Five-year-low steel prices have forced around 150 small producers to shut down operations and 50 others to cut output by half, raising concerns over the sector’s ability to invest ₹9 lakh crore required for funding its next phase of capacity expansion, steel ministry's Secretary Sandeep Poundrik said on Tuesday.
Speaking at a conference organised by the Confederation of Indian Industry (CII), Poundrik said the current price levels, while manageable for larger players, have severely hurt smaller firms. “Price is a problem. About 150 small players have stopped production because of low prices and about 50 of them have reduced their production by less than 50 per cent,” he said.
He cautioned that subdued prices could jeopardise fresh investment. India needs to add 100 million tonnes (mt) of steelmaking capacity in the next five to seven years, and another 100 mt soon after, requiring an estimated $100 billion (₹8.5–₹9 trillion). “From where this money will come, if the prices are not reasonable,” he asked.

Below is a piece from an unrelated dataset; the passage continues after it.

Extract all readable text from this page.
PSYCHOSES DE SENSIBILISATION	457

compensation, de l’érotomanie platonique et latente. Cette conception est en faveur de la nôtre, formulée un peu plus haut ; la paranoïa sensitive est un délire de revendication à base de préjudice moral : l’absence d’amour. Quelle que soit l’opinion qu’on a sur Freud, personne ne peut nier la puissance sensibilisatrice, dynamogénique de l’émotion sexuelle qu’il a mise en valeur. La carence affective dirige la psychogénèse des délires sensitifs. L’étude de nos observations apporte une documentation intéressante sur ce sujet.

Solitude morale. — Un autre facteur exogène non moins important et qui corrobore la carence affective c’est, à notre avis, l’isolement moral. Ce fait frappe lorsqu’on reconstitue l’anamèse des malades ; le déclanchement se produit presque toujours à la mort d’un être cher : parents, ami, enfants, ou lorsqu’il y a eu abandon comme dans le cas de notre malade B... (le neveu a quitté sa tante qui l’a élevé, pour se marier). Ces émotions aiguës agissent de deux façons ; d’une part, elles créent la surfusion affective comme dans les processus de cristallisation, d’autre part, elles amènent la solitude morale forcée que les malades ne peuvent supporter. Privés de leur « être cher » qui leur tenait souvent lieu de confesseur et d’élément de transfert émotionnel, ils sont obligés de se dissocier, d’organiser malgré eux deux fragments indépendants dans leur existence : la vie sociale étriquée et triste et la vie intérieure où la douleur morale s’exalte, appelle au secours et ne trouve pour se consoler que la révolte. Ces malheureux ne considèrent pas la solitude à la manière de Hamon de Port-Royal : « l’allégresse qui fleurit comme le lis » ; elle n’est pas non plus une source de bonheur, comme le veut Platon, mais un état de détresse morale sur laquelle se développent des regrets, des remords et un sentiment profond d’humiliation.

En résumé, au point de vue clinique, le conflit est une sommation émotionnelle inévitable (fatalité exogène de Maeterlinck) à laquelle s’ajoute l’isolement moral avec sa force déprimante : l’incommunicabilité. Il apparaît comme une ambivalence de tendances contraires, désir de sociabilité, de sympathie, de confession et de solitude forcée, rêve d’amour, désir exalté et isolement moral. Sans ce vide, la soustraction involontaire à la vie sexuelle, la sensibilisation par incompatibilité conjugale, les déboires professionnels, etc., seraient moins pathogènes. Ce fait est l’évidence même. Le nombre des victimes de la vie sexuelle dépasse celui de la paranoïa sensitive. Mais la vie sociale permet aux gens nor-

While demand fundamentals remain strong, he pointed to challenges ranging from import dependence to perception issues.
India is the only major economy where steel consumption has risen in double digits—over 12 per cent—for the past three years. Consumption this year is growing at 8.5 per cent and is likely to accelerate in the second half. Per-capita use has climbed to 108 kg in FY25, still below the global average of 225 kg.
On raw materials, Paundrik flagged that 90 per cent of coking coal used by the industry is imported, and this dependence “is likely to increase” as capacity grows. He urged faster development of iron-ore mines, noting India has sufficient reserves to meet both domestic and export demand.
To protect local producers from cheap inflows, the government has imposed provisional safeguard duties and strengthened quality-control orders to block substandard imports.
Looking ahead, Paundrik identified opportunities in green and specialty steel. Falling hydrogen prices–recent bids at ₹280 per kg–could make hydrogen-based Direct Reduced Iron (DRI) viable within five to 10 years, helping India cut its carbon footprint and remain export-competitive under the impending EU’s Carbon Border Adjustment Mechanism.
The government is also planning a National Mission on Sustainable Steel and has directed state-owned firms to prefer indigenous technologies and capital goods to boost self-reliance.
Paundrik expressed confidence that India will meet, and likely exceed, the Prime Minister’s target of 500 mt steel capacity by 2047, with a sector that is “globally competitive and sustainable.”